First, add the NIC being used by iSCSI network traffic…
Then change TAB and add the IP address of Starwind1 VM acting as an iSCSI target (the IP storage NIC)
Click Yes to re-scan the storage… You should see that when selecting the Initiator, bellow the StarWind target interface will appear…
While you there, add the second StarWind node to have multiple storage paths.
Adding the iSCSI storage
To add an iSCSI storage you need to go to the configuration > Storage > add storage. And here is a screenshot when adding a new storage wizard starts …
Note that the disk shows Hardware acceleration – supported. The reason why is that because of VAAI support which is built into Starwind. The storage can accelerate basic VM tasks like snapshot, clone etc…. I quickly tested and love that -:).
You can check the storage paths in properties of the datastore. You should see multiple paths to the Starwind datastore now…
Do the same for the second host and you’re done. You have a shared storage provided by Starwind virtual SAN free 2-node license.
And the other way around we can check that both ESXi are connected to the Starwind datastore. Connect to the Starwind console and select the starwind1 device.
If you need to expand the Storage there is no need to re-install as Starwind provides a wizard which can expand the mirrored image file.
Manual way ok, but how about automating all that!
Note that in this review I walked you through the whole process via (almost) a step-by-step so even the users who aren’t much experienced with VMware or Microsoft can implement it. However experienced administrators shall know that Starwind has also automated way of deployment, which is however outside of the scope of this review.
The automated deployment is done via Starwind Wizard.
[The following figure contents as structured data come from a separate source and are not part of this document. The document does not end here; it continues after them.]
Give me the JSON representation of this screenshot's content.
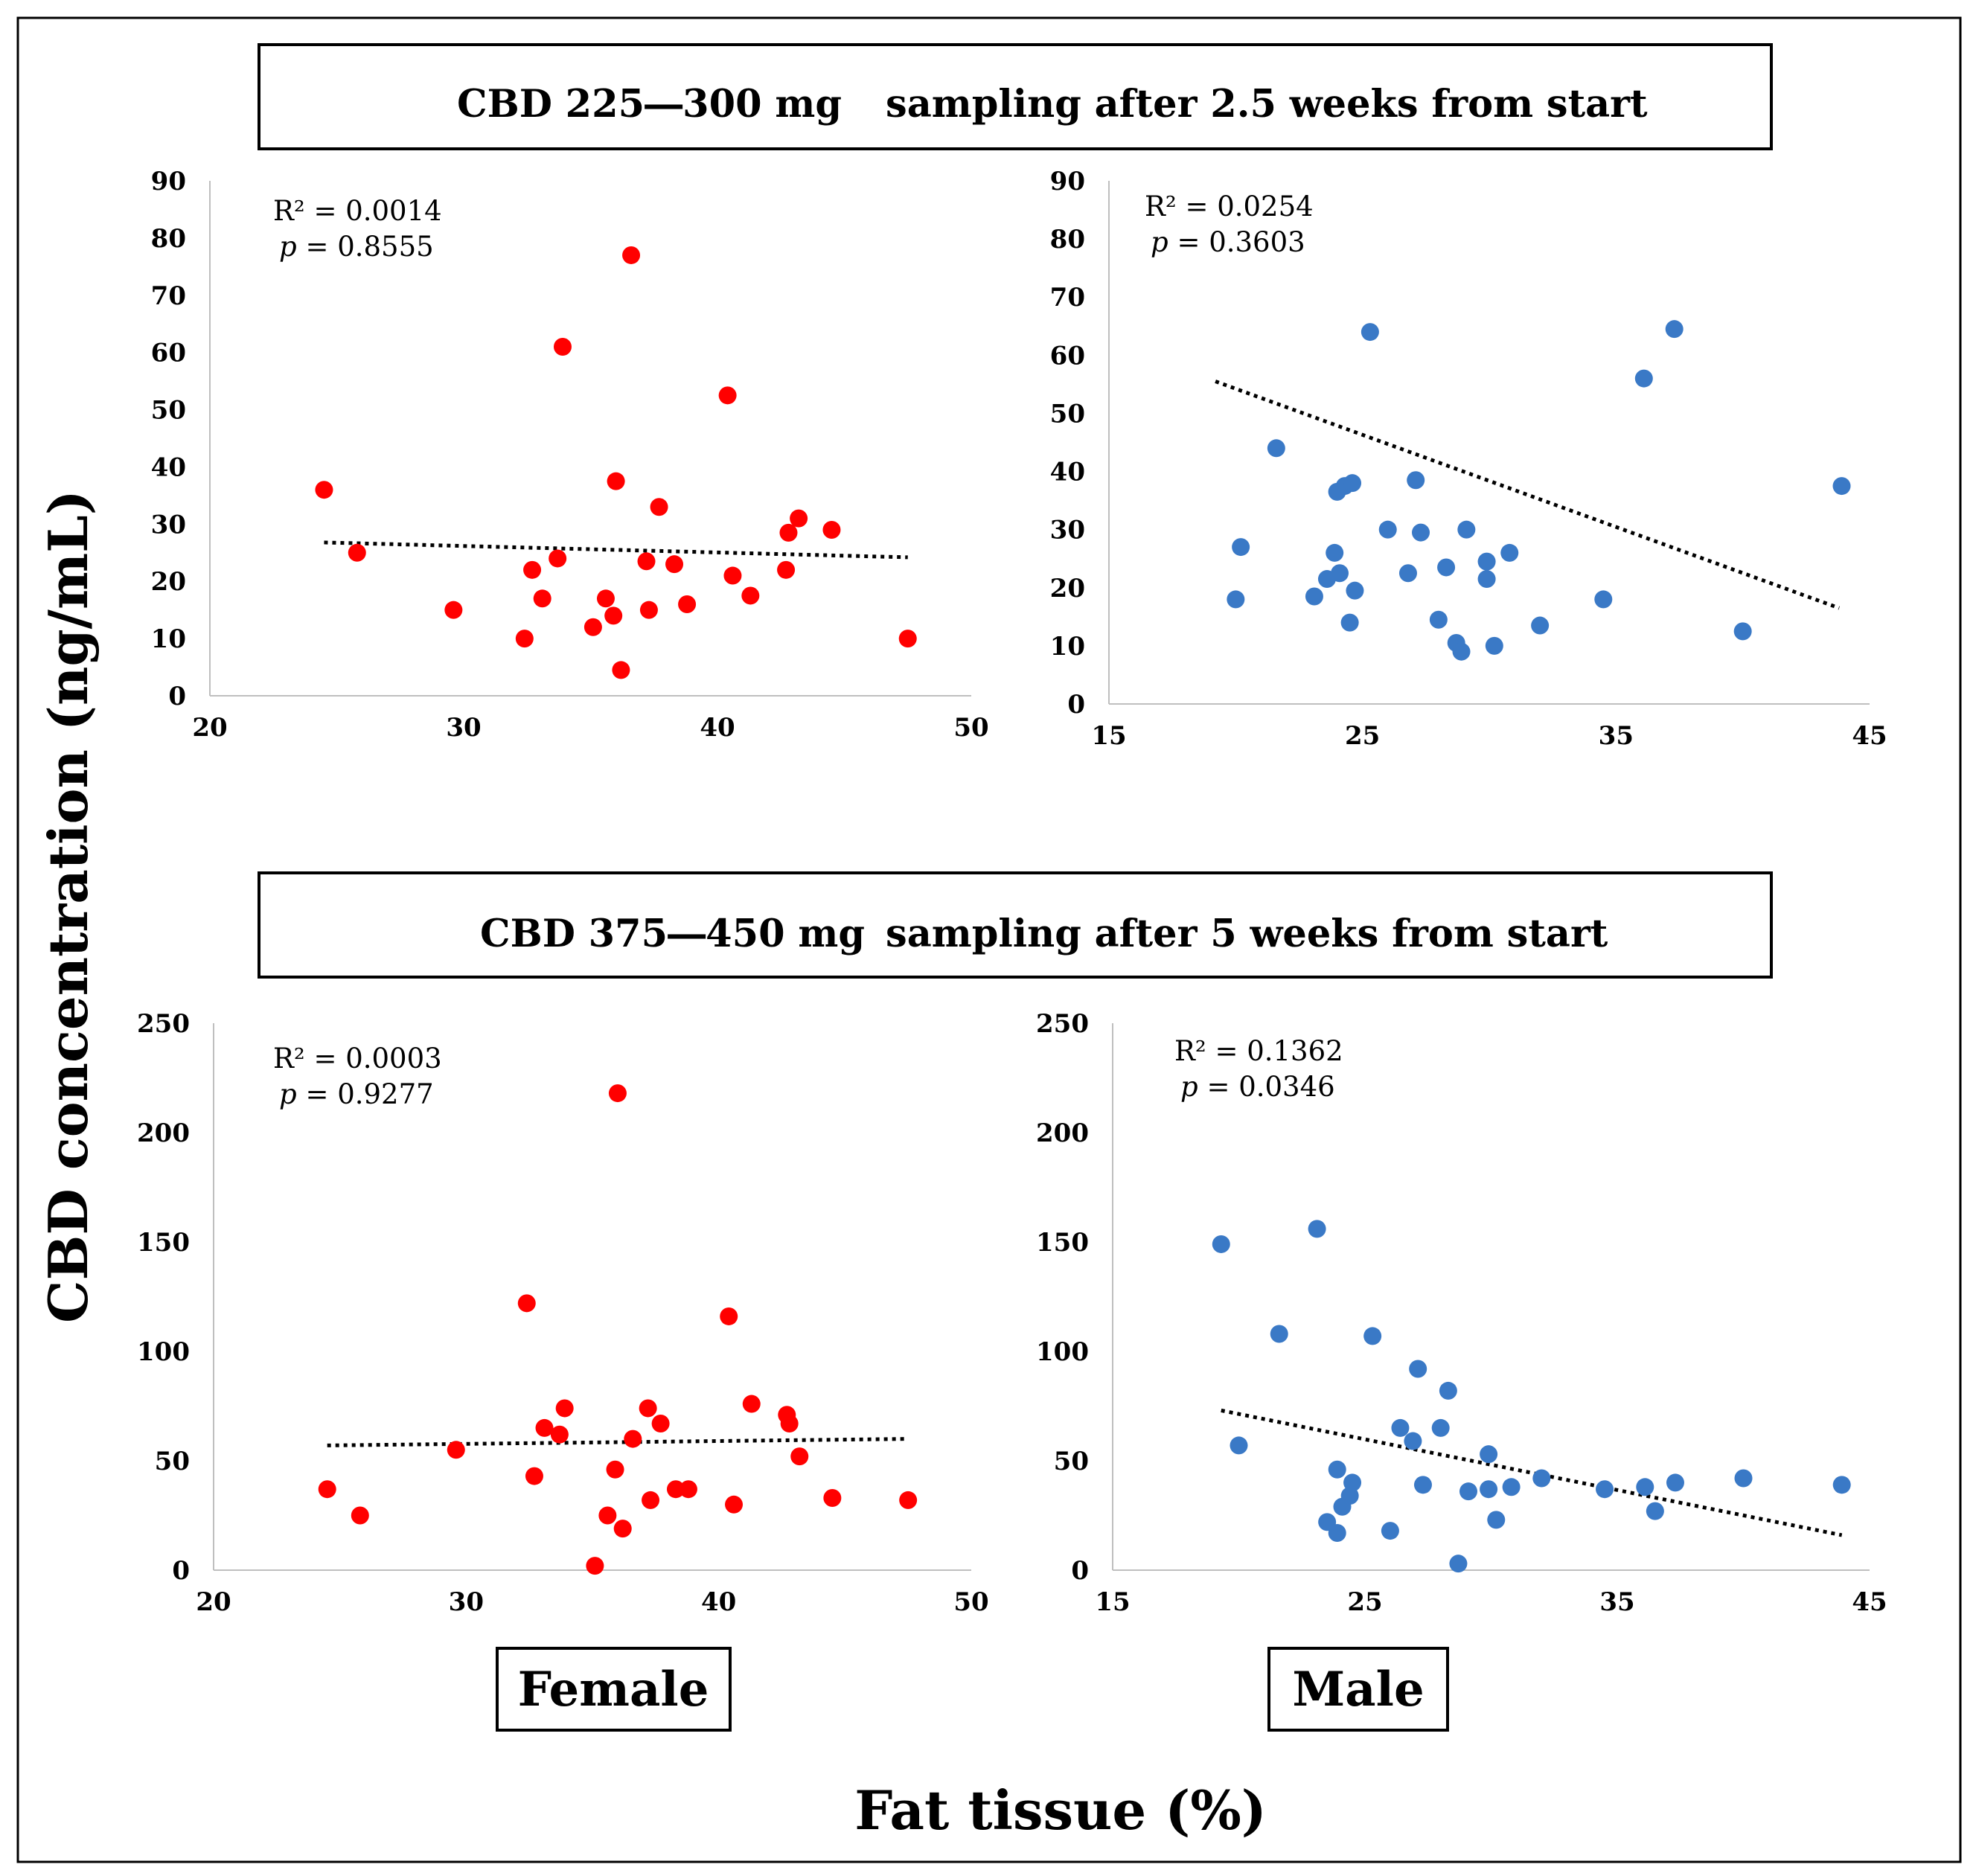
{
  "figure": {
    "y_axis_title": "CBD concentration (ng/mL)",
    "x_axis_title": "Fat tissue (%)",
    "group_labels": {
      "female": "Female",
      "male": "Male"
    },
    "colors": {
      "female": "#ff0000",
      "male": "#3a79c6",
      "trendline": "#000000",
      "axis": "#bfbfbf"
    }
  },
  "panel_titles": [
    {
      "dose": "CBD 225―300 mg",
      "sampling": "sampling after 2.5 weeks from start"
    },
    {
      "dose": "CBD  375―450 mg",
      "sampling": "sampling after  5 weeks from start"
    }
  ],
  "chart_data": [
    {
      "id": "female_2_5wk",
      "type": "scatter",
      "group": "Female",
      "xlabel": "Fat tissue (%)",
      "ylabel": "CBD concentration (ng/mL)",
      "xlim": [
        20,
        50
      ],
      "ylim": [
        0,
        90
      ],
      "xticks": [
        "20",
        "30",
        "40",
        "50"
      ],
      "yticks": [
        "0",
        "10",
        "20",
        "30",
        "40",
        "50",
        "60",
        "70",
        "80",
        "90"
      ],
      "stats": {
        "r2": "R² = 0.0014",
        "p_label": "p",
        "p_value": " = 0.8555"
      },
      "trendline": {
        "x": [
          24.5,
          47.5
        ],
        "y": [
          26.8,
          24.2
        ]
      },
      "x": [
        24.5,
        25.8,
        29.6,
        32.4,
        32.7,
        33.1,
        33.7,
        33.9,
        35.1,
        35.6,
        35.9,
        36.0,
        36.2,
        36.6,
        37.2,
        37.3,
        37.7,
        38.3,
        38.8,
        40.4,
        40.6,
        41.3,
        42.7,
        42.8,
        43.2,
        44.5,
        47.5
      ],
      "y": [
        36,
        25,
        15,
        10,
        22,
        17,
        24,
        61,
        12,
        17,
        14,
        37.5,
        4.5,
        77,
        23.5,
        15,
        33,
        23,
        16,
        52.5,
        21,
        17.5,
        22,
        28.5,
        31,
        29,
        10
      ]
    },
    {
      "id": "male_2_5wk",
      "type": "scatter",
      "group": "Male",
      "xlabel": "Fat tissue (%)",
      "ylabel": "CBD concentration (ng/mL)",
      "xlim": [
        15,
        45
      ],
      "ylim": [
        0,
        90
      ],
      "xticks": [
        "15",
        "25",
        "35",
        "45"
      ],
      "yticks": [
        "0",
        "10",
        "20",
        "30",
        "40",
        "50",
        "60",
        "70",
        "80",
        "90"
      ],
      "stats": {
        "r2": "R² = 0.0254",
        "p_label": "p",
        "p_value": " = 0.3603"
      },
      "trendline": {
        "x": [
          19.2,
          43.8
        ],
        "y": [
          55.5,
          16.5
        ]
      },
      "x": [
        20.0,
        20.2,
        21.6,
        23.1,
        23.6,
        23.9,
        24.0,
        24.1,
        24.3,
        24.5,
        24.6,
        24.7,
        25.3,
        26.0,
        26.8,
        27.1,
        27.3,
        28.0,
        28.3,
        28.7,
        28.9,
        29.1,
        29.9,
        29.9,
        30.2,
        30.8,
        32.0,
        34.5,
        36.1,
        37.3,
        40.0,
        43.9
      ],
      "y": [
        18,
        27,
        44,
        18.5,
        21.5,
        26,
        36.5,
        22.5,
        37.5,
        14,
        38,
        19.5,
        64,
        30,
        22.5,
        38.5,
        29.5,
        14.5,
        23.5,
        10.5,
        9,
        30,
        21.5,
        24.5,
        10,
        26,
        13.5,
        18,
        56,
        64.5,
        12.5,
        37.5
      ]
    },
    {
      "id": "female_5wk",
      "type": "scatter",
      "group": "Female",
      "xlabel": "Fat tissue (%)",
      "ylabel": "CBD concentration (ng/mL)",
      "xlim": [
        20,
        50
      ],
      "ylim": [
        0,
        250
      ],
      "xticks": [
        "20",
        "30",
        "40",
        "50"
      ],
      "yticks": [
        "0",
        "50",
        "100",
        "150",
        "200",
        "250"
      ],
      "stats": {
        "r2": "R² = 0.0003",
        "p_label": "p",
        "p_value": " = 0.9277"
      },
      "trendline": {
        "x": [
          24.5,
          47.5
        ],
        "y": [
          57,
          60
        ]
      },
      "x": [
        24.5,
        25.8,
        29.6,
        32.4,
        32.7,
        33.1,
        33.7,
        33.9,
        35.1,
        35.6,
        35.9,
        36.0,
        36.2,
        36.6,
        37.2,
        37.3,
        37.7,
        38.3,
        38.8,
        40.4,
        40.6,
        41.3,
        42.7,
        42.8,
        43.2,
        44.5,
        47.5
      ],
      "y": [
        37,
        25,
        55,
        122,
        43,
        65,
        62,
        74,
        2,
        25,
        46,
        218,
        19,
        60,
        74,
        32,
        67,
        37,
        37,
        116,
        30,
        76,
        71,
        67,
        52,
        33,
        32
      ]
    },
    {
      "id": "male_5wk",
      "type": "scatter",
      "group": "Male",
      "xlabel": "Fat tissue (%)",
      "ylabel": "CBD concentration (ng/mL)",
      "xlim": [
        15,
        45
      ],
      "ylim": [
        0,
        250
      ],
      "xticks": [
        "15",
        "25",
        "35",
        "45"
      ],
      "yticks": [
        "0",
        "50",
        "100",
        "150",
        "200",
        "250"
      ],
      "stats": {
        "r2": "R² = 0.1362",
        "p_label": "p",
        "p_value": " = 0.0346"
      },
      "trendline": {
        "x": [
          19.3,
          43.9
        ],
        "y": [
          73,
          16
        ]
      },
      "x": [
        19.3,
        20.0,
        21.6,
        23.1,
        23.5,
        23.9,
        23.9,
        24.1,
        24.4,
        24.5,
        25.3,
        26.0,
        26.4,
        26.9,
        27.1,
        27.3,
        28.0,
        28.3,
        28.7,
        29.1,
        29.9,
        29.9,
        30.2,
        30.8,
        32.0,
        34.5,
        36.1,
        36.5,
        37.3,
        40.0,
        43.9
      ],
      "y": [
        149,
        57,
        108,
        156,
        22,
        17,
        46,
        29,
        34,
        40,
        107,
        18,
        65,
        59,
        92,
        39,
        65,
        82,
        3,
        36,
        53,
        37,
        23,
        38,
        42,
        37,
        38,
        27,
        40,
        42,
        39
      ]
    }
  ]
}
After connection to the ESXi host, you have the possibility to specify a Microsoft ISO to begin with and complete the build of the VSA an automated manner!
I know Starwind Software since their Conception, when virtualization has started, few years back. It was one of the easiest ways to build quickly a software based iSCSI SAN. But the folks at Starwind never sleeps and they kept evolving their product with constant innovation.
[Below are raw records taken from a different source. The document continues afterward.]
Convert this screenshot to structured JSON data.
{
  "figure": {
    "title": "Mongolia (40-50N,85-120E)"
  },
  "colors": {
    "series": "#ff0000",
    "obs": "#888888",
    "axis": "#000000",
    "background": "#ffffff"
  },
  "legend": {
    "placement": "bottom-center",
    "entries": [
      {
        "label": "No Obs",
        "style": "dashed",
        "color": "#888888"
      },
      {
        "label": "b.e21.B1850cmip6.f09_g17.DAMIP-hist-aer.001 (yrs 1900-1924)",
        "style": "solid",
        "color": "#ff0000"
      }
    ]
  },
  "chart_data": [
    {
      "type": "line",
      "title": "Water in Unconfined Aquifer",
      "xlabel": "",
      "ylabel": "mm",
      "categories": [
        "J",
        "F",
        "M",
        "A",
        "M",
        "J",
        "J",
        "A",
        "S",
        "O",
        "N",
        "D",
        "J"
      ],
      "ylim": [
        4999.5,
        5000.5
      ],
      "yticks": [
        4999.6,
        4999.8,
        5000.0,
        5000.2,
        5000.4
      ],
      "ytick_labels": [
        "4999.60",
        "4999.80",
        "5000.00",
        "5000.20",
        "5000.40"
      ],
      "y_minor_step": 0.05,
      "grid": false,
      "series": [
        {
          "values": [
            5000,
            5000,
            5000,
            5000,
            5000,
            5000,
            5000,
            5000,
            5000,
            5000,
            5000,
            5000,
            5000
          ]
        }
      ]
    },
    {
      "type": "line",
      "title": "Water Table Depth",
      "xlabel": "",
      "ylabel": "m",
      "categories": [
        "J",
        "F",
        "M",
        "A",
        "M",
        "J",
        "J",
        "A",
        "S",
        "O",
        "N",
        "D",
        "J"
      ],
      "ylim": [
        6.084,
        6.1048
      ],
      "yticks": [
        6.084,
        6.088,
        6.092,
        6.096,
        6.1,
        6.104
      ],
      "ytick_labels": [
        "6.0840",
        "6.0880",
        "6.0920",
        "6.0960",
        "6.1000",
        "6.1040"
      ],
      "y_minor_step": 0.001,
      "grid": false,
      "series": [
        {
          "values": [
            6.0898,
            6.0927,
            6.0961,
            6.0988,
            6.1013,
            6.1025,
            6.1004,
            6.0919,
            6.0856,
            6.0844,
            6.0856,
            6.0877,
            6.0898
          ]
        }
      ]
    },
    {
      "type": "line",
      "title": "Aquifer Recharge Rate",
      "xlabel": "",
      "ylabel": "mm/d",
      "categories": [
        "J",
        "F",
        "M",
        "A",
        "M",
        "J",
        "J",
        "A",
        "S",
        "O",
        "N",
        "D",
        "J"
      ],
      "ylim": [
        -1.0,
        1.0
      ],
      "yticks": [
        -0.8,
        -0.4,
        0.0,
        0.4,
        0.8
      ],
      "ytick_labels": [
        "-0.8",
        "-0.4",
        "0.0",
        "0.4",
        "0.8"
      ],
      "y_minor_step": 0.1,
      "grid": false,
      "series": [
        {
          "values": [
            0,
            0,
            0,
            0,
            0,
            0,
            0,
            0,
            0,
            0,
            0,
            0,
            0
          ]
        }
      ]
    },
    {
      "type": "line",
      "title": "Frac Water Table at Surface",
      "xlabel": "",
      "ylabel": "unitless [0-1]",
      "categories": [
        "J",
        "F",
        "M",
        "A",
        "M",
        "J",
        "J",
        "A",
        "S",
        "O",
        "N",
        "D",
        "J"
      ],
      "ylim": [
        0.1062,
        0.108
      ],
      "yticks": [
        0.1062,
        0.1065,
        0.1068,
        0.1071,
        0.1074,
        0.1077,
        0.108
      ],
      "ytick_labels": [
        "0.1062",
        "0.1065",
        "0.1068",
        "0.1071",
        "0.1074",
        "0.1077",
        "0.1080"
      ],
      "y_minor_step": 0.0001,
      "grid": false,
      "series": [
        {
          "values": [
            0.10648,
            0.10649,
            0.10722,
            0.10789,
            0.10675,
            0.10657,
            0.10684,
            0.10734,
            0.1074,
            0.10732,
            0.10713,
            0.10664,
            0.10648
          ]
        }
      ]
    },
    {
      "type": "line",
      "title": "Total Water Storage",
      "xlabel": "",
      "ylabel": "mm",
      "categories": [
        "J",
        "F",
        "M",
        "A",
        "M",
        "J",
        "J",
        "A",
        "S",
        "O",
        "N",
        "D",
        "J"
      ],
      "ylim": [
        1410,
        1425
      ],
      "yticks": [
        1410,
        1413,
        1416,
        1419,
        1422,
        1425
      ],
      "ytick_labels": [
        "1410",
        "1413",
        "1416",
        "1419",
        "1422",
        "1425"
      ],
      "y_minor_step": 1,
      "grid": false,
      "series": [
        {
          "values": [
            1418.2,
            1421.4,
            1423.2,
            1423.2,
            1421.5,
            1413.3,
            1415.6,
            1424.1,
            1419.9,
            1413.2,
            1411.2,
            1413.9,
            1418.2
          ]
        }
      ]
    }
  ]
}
The 2 node Hyper-Converged scenario is just the part of the iceberg. StarWind Vitual SAN scales out and supports unlimited amount of nodes in a cluster and either 2-way or 3-way replication between HA LUNs. Is it possible to add that NFS failover shares on top on an HA iSCSI LUNs, so configures like NexentaConnect with StarWind Virtual SAN are free of charge.
As far as I know, the roadmap brings additional enhancements like per-VM policy support allowing to control not individual LUNs/datastores but VMs directly by specifying different storage policies.
Note: Please note that this review was sponsored by Starwind.